The answer to the question is of course a very loud ‘NO’. The only way that the crew will remain safe (and sustain all the good intensions of the company) are the on-going reflections, evaluations and adjustments made by the crew regardless of the procedure. When the map (procedure) doesn’t reflect the landscape (reality) it is the landscape that decides the actions. If vessel crews are incapable of managing the risks that occur ‘as they go along’, what was believed to be safe operations (at the office) can end up as a catastrophe.
|Safety cultures are dynamic, fluid and continuously changing, and to manage them safely reflective human minds are required|
To sustain high performance any idea or behaviour must be discussed, evaluated and adjusted on a regular basis and since our topic is safety, we need to address it before anything goes wrong. As stated earlier, safety cultures are dynamic, fluid and continuously changing, and to manage them safely reflective human minds are required.
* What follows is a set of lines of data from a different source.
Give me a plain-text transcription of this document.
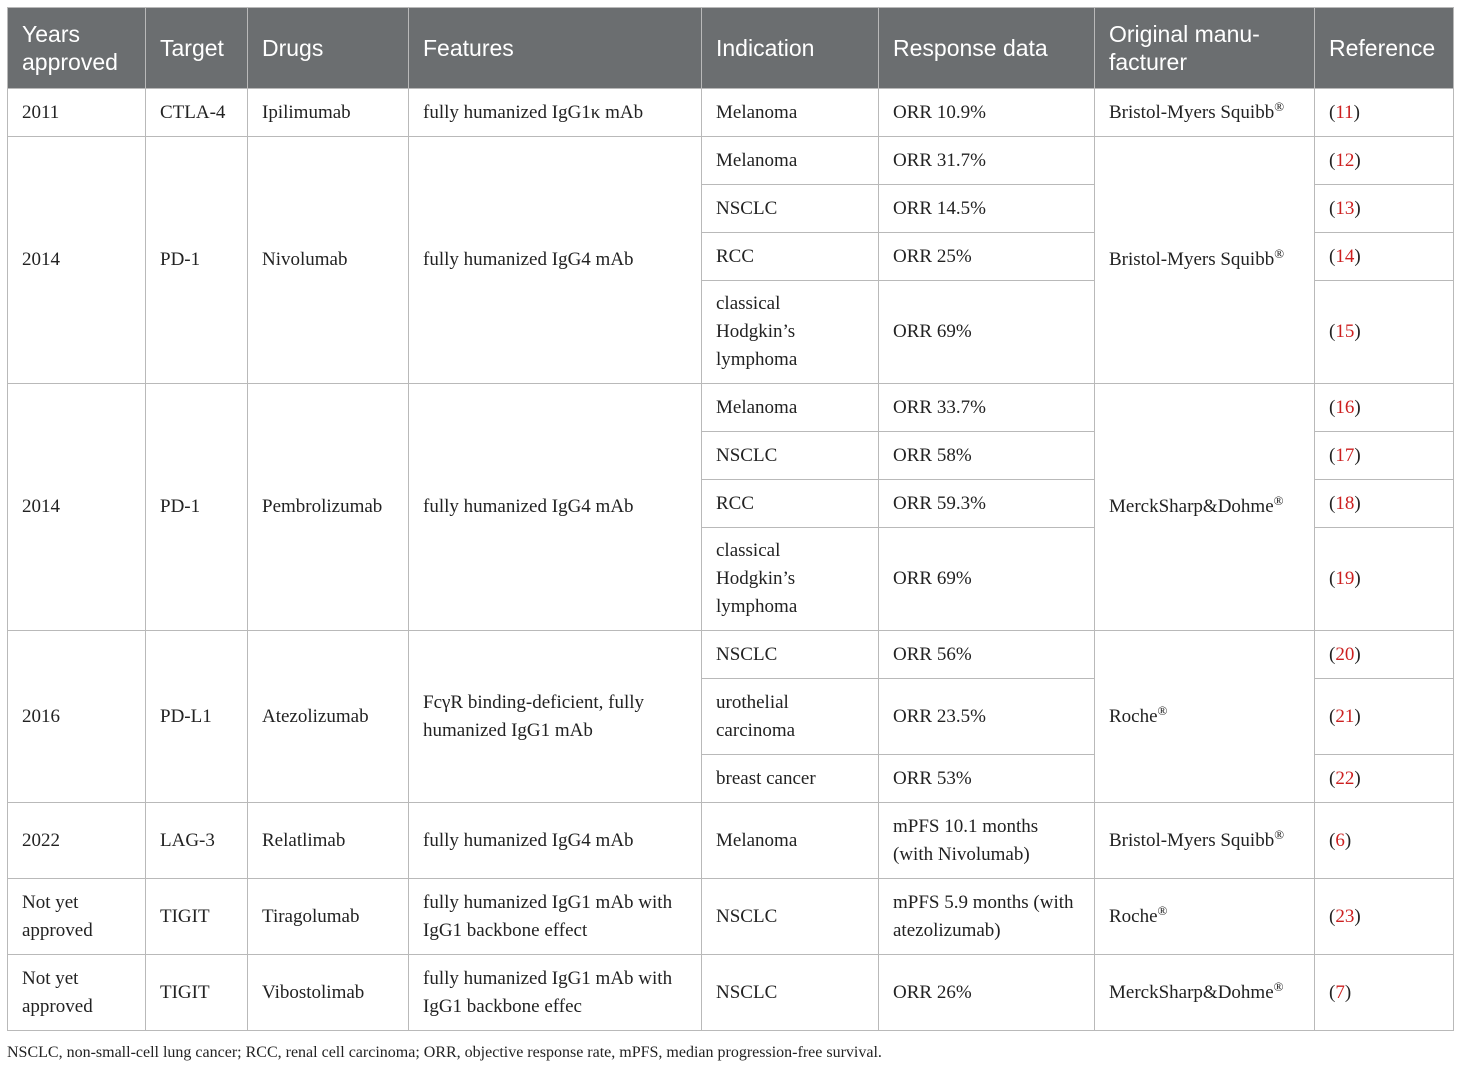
Years approved	Target	Drugs	Features	Indication	Response data	Original manu-facturer	Reference
2011	CTLA-4	Ipilimumab	fully humanized IgG1κ mAb	Melanoma	ORR 10.9%	Bristol-Myers Squibb®	(11)
2014	PD-1	Nivolumab	fully humanized IgG4 mAb	Melanoma	ORR 31.7%	Bristol-Myers Squibb®	(12)
				NSCLC	ORR 14.5%		(13)
				RCC	ORR 25%		(14)
				classical Hodgkin’s lymphoma	ORR 69%		(15)
2014	PD-1	Pembrolizumab	fully humanized IgG4 mAb	Melanoma	ORR 33.7%	MerckSharp&Dohme®	(16)
				NSCLC	ORR 58%		(17)
				RCC	ORR 59.3%		(18)
				classical Hodgkin’s lymphoma	ORR 69%		(19)
2016	PD-L1	Atezolizumab	FcγR binding-deficient, fully humanized IgG1 mAb	NSCLC	ORR 56%	Roche®	(20)
				urothelial carcinoma	ORR 23.5%		(21)
				breast cancer	ORR 53%		(22)
2022	LAG-3	Relatlimab	fully humanized IgG4 mAb	Melanoma	mPFS 10.1 months (with Nivolumab)	Bristol-Myers Squibb®	(6)
Not yet approved	TIGIT	Tiragolumab	fully humanized IgG1 mAb with IgG1 backbone effect	NSCLC	mPFS 5.9 months (with atezolizumab)	Roche®	(23)
Not yet approved	TIGIT	Vibostolimab	fully humanized IgG1 mAb with IgG1 backbone effec	NSCLC	ORR 26%	MerckSharp&Dohme®	(7)
NSCLC, non-small-cell lung cancer; RCC, renal cell carcinoma; ORR, objective response rate, mPFS, median progression-free survival.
Reality will show itself, but it takes a mind to make judgements about it. But a judgement is only strong if it contains ‘effective mind-controls’ which is the result of a process of enquiry and interpretation that goes beyond the freak and unverified thought of an individual. The road from perception to appropriate interpretation of a situation (such as the one in the example above) can be short and fast, or long and windy, but if it contains ‘effective mind-controls’ the probability of having a proper grip on the truth increases.
Therefore, to sustain a resilient safety performance the process of continuously discussing, evaluating and adjusting behaviour is key. To support these processes ‘effective mind-controls’ are to be understood and performed by any employee involved in (and thereby influencing the result of) the work process. Proper judgements of reality require ‘effective mind-controls’
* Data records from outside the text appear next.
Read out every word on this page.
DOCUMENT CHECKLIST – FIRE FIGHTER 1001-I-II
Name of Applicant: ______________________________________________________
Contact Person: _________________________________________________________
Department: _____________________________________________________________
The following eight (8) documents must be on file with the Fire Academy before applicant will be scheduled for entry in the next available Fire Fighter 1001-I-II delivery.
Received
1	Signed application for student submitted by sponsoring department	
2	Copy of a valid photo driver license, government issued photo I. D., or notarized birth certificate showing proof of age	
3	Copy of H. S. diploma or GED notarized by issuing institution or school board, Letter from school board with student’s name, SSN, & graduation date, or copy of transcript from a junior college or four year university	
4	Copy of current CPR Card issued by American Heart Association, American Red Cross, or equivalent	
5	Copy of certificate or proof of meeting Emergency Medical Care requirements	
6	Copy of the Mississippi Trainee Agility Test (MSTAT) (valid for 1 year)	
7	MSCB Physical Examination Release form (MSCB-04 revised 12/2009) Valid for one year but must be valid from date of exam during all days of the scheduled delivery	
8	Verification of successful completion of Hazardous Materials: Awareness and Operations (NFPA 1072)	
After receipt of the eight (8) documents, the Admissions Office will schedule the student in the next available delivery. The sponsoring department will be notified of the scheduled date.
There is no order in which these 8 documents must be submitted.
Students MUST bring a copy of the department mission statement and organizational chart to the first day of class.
The upside of the mind-control challenge is that life within a shipping company offers us numerous formal and informal opportunities to discuss our safety performance. Some of these opportunities can be seen in the table below, but many more exist.
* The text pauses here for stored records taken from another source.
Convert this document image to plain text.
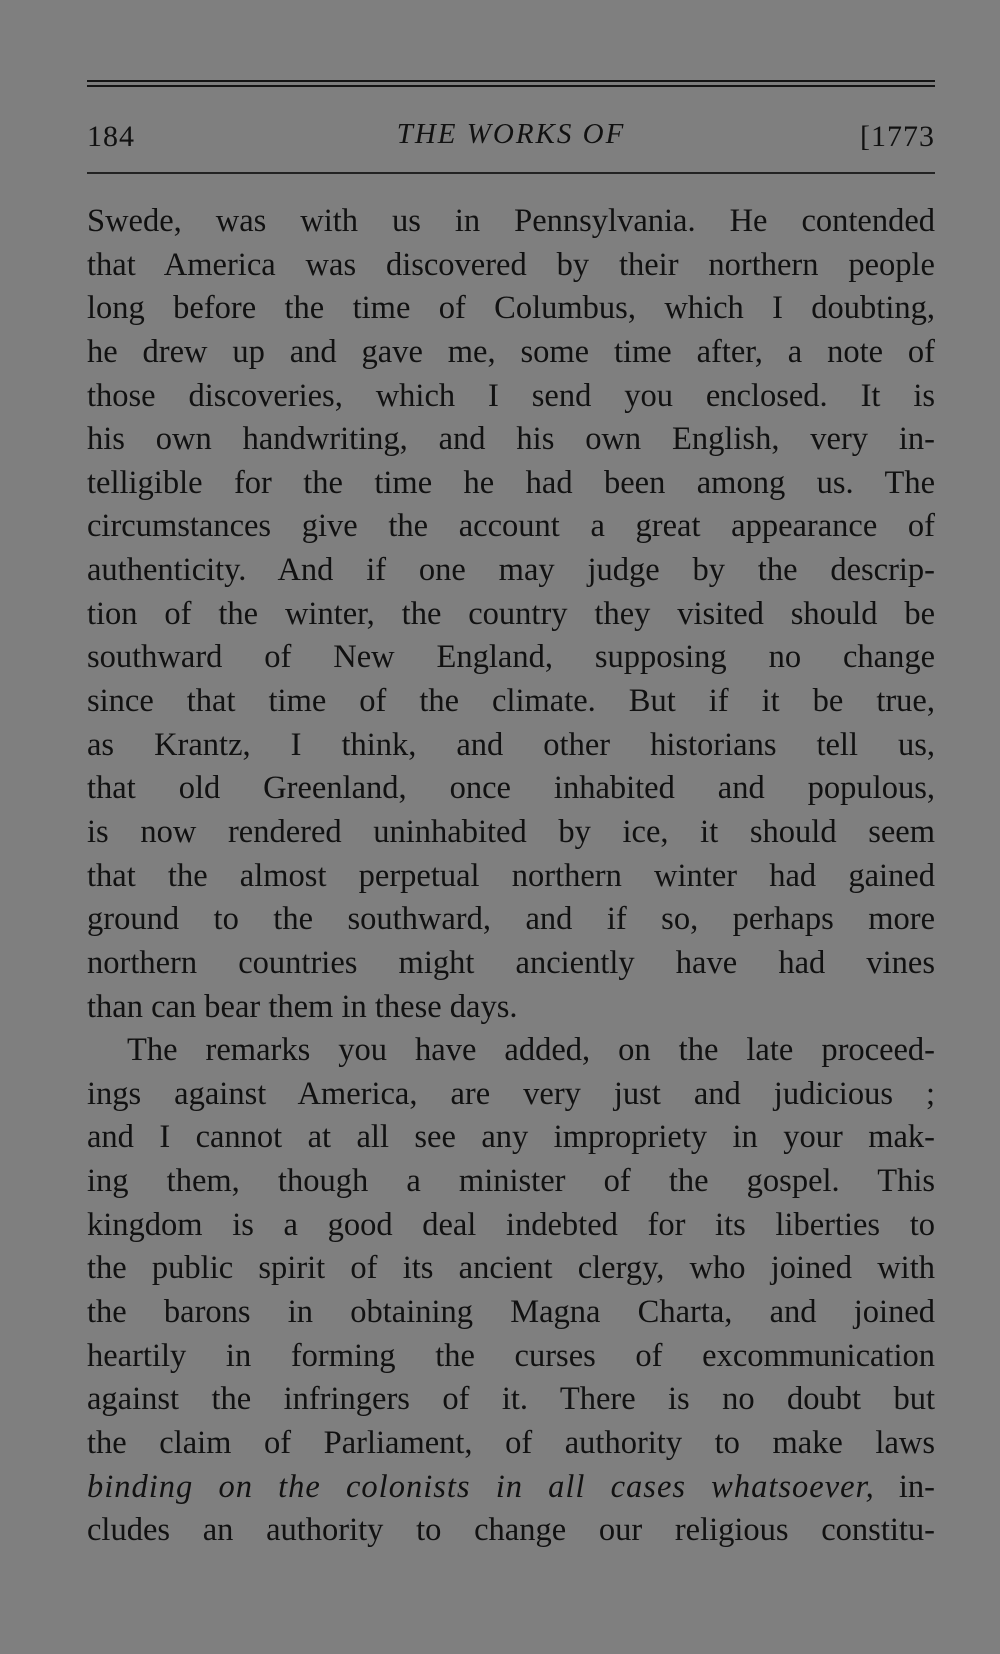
184	THE WORKS OF	[1773
Swede, was with us in Pennsylvania. He contended
that America was discovered by their northern people
long before the time of Columbus, which I doubting,
he drew up and gave me, some time after, a note of
those discoveries, which I send you enclosed. It is
his own handwriting, and his own English, very in-
telligible for the time he had been among us. The
circumstances give the account a great appearance of
authenticity. And if one may judge by the descrip-
tion of the winter, the country they visited should be
southward of New England, supposing no change
since that time of the climate. But if it be true,
as Krantz, I think, and other historians tell us,
that old Greenland, once inhabited and populous,
is now rendered uninhabited by ice, it should seem
that the almost perpetual northern winter had gained
ground to the southward, and if so, perhaps more
northern countries might anciently have had vines
than can bear them in these days.
The remarks you have added, on the late proceed-
ings against America, are very just and judicious ;
and I cannot at all see any impropriety in your mak-
ing them, though a minister of the gospel. This
kingdom is a good deal indebted for its liberties to
the public spirit of its ancient clergy, who joined with
the barons in obtaining Magna Charta, and joined
heartily in forming the curses of excommunication
against the infringers of it. There is no doubt but
the claim of Parliament, of authority to make laws
binding on the colonists in all cases whatsoever, in-
cludes an authority to change our religious constitu-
|Leaders observe behaviour and provide feedback||
|Employee appraisal process||
|Work process debriefing||
|On-going safety communication about safety behaviour during work||
|Formal safety competence development process||
Behavioural movement is possible!
Nothing comes for free nor does a company’s desired employee (safety) behaviour. But the experience, research and results of Green-Jakobsen show that behavioural movement is possible. In this respect it is important to underlinethe importance of the organisations ability to define, prepare and drive embedding and sustaining processes. This article has tried describing how to embed and sustain the behaviour desired for.